My favorite variation got the rest of the class involved. Everyone would sit in a grid with their arms out to their sides. Not only would the kings and queens change roles as chaser and chasee, but the grid would periodically switch corridors so that instead of only being able to walk through rows, you had to walk through columns instead. If queen was chasing king, and the king was safely in the next row, and the signal was given to switch from rows to columns, the king might find he is suddenly much closer to danger.

Between worrying about role changes, chasing and evading, and balancing bean bags, it was probably the most intricate game we played as children.

Heads Up Seven Up

In this game, seven players would be at the front of the classroom. Everyone else would put their heads down on their desks with a hand outstretched and a thumb sticking in the air. The seven standing players would each pick one sitting participant, pushing down the thumb to indicate that the choice has been made, and return to the front. Then “Heads up, seven up!” would be called out, and the people who had their thumbs pressed would stand. Each would then attempt to guess which of the players picked him or her. If you guessed wrong, you sat back down. If you guessed correctly, you replaced him or her at the front.

I think this was one of the first games that had us thinking about social dynamics. Was it the person you never talk to? Was it a girl or a boy? Did your best friend pick you? Did your best friend purposefully NOT pick you because you would expect that he did? Or, knowing you know that he knows that you know, he picked you?

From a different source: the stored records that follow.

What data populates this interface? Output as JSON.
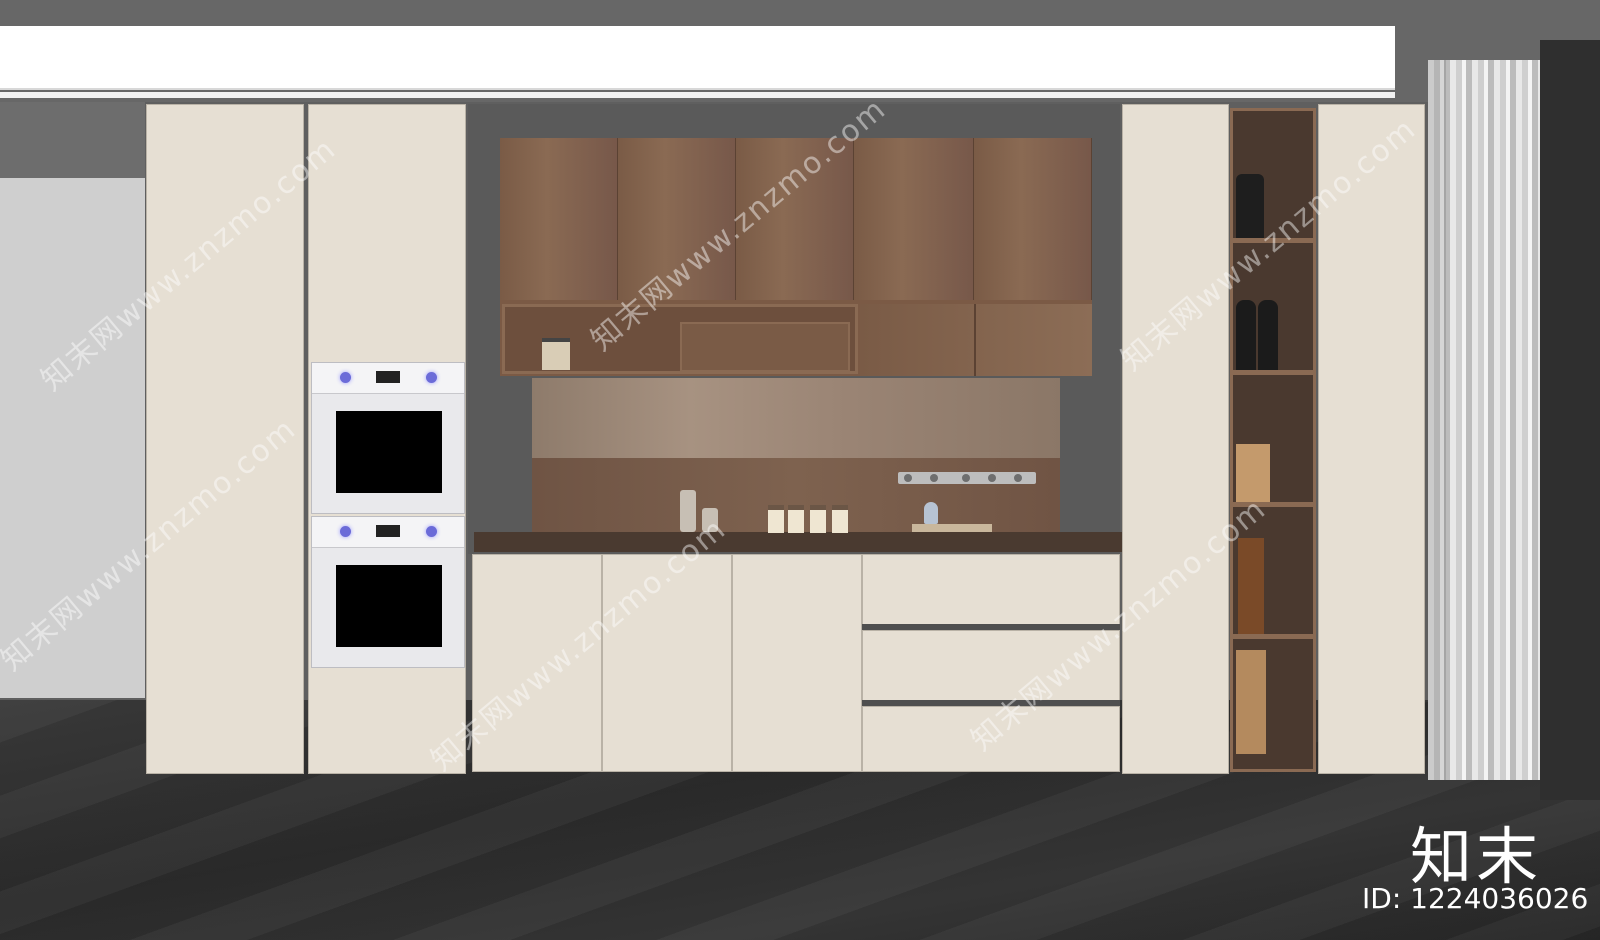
{
  "watermark": {
    "site": "知末网www.znzmo.com",
    "brand": "知末",
    "id_text": "ID: 1224036026"
  },
  "colors": {
    "cabinet_cream": "#e6dfd3",
    "wood": "#7b5a45",
    "floor": "#2f2f2f",
    "oven_knob": "#6b6bd8"
  },
  "icons": [
    "oven-icon",
    "bottle-icon",
    "jar-icon",
    "curtain-icon"
  ]
}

Ostensibly, you had a one in seven chance of being right, but depending on who was up there, you had a sense that you being chosen wasn’t random, that there was some calculation involved, and so if you could reverse engineer the decision-making process, perhaps you easily identify the person who chose you and beat the odds.

Exercise Complete

Searching online, I learned that some of the games we played were unique variants, or at least not documented anywhere that I could easily find. I guess it shows how creative children can be, which is obvious to anyone who was ever given a child a giant box.